05 July 2022

Zenzile Confronts Us

There exists a genre of theatre that examines the life of a single person deemed great or otherwise revered by a swath of society. Less notable examples include Buddy: The Buddy Holly Story, Ring of Fire: The Johnny Cash Musical Show, and King of the Road: The Roger Miller Story. Terrence McNally’s Master Class lives in this genre, with its dualist exploration of the life and work (musical and otherwise) of Maria Callas, as does Lawrence and Lee’s Night Thoreau Spent in Jail. The latter carries a message beyond its biographical content—individualism is good?—making the theatrical performance more than just a dramatization of a life story. The performance becomes a charge for the audience.

The argument could be made that examining the lives of people who lived within certain messages or political spheres merely amplifies that message or politics. There’s nothing transcendental about repetition, as Thoreau would no doubt aver. In the case of Dreaming Zenzile, a biographical memory play about Miriam Makeba, not only are the messages of its subject amplified, but they resonate with other messages very present and vital to society today.1 Makeba fought against segregation and racism through her music and her actions—she was as stateless as Marx when South Africa, her home, rejected her application for a new passport—while being a beloved performer in the western world, facile in the languages of jazz and pop music. She used her popularity to raise awareness of the cultural destruction that had happened and continued to happen in South Africa and all over the colonized world. Her story is ripe for dramatization, but what Somi Kakoma does in her portrayal and assembly of Makeba’s life events is honed for the cultural and political battles going on today. 

Somi is a product of Africa.2 Her parents emigrated to America from East Africa, one from Rwanda and the other from Uganda. She is also a force in the international jazz scene; when Makeba died in 2008, Somi brought together some of Makeba’s collaborators, colleagues, and friends to memorialize her at the former Village Gate, where she had performed before.3 It was Somi’s first attempt at connecting with Makeba’s spirit. Dreaming Zenzile is the fullest fruit of that connection. Makeba’s spirit seems to possess Somi during its entirety. 

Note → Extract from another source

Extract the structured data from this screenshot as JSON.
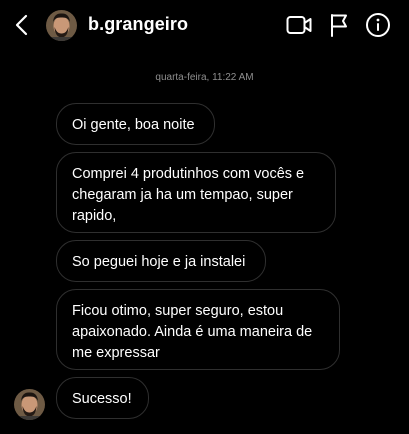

Dreaming Zenzile reimagines Makeba’s final concert as a mesh of memories, of traumas and triumphs.4 Its situation—in 2008, just after Barack Obama becomes the first Black President of the United States—points the audience’s attention to the “now” even as the events of “then” play on stage. Within the first ten minutes, the audience is indirectly told to keep aware of the current ongoing struggle against white supremacy, racism, and neocolonialism in America. That injunction is made more direct in the second act, when the audience is directly put on the spot—“Why are you here?!” Miriam demands with the thrust of two fingers on one hand pointing, or maybe it’s Somi herself asking the question—during a monologue delivered in a tight spotlight that deserves every accolade available. Here is where Dreaming Zenzile is most like Master Class, but Somi’s work never feels dry or stale. They are Somi’s own words for Makeba, put through Makeba, and they are words the audience needs to hear. “Why are you here?!” functions similarly to the repeated “Wake up!” that ends Spike Lee’s School Daze. The audience is commanded to reckon with itself.


1. Somi Kakoma, Dreaming Zenzile, performance 15 June 2022 7:00pm, New York Theatre Workshop.
2. While she is credited as Somi Kakoma for Dreaming Zenzile, she typically performs under her first name only.
3. A New York Times article from 1961 announcing her presence (“rolling her remarkably bright, large eyes and clicking like a field of beetles”) at the Village Gate is buried among advertising and the restaurant guide. Arthur Gelb, “Miriam Makeba and Leon Bibb Open Shows,” The New York Times, 5 May 1961, sec. food fashions family furnishings, p. 24.
4. King of the Road: The Roger Miller Story has a similar conceit, though its two acts are two different final concerts—the first is the final broadcast of The Roger Miller Show on television, and the second is Miller’s final live performance before his death. The conceit is handled more clumsily in King of the Road, the mechanism is inartfully on display throughout, and Mary Miller (Roger Miller’s wife when he died and also a writer of the show) couldn’t help but insert herself only towards the show’s end, as if she was a saving grace for Miller. (Cort Cassidy and Mary Miller, King of the Road: The Roger Miller Story, performances 27 April – 14 May 2017, The Laguna Playhouse, Laguna Beach, California.) Somi deftly inserts herself throughout Dreaming Zenzile without calling attention to the fact.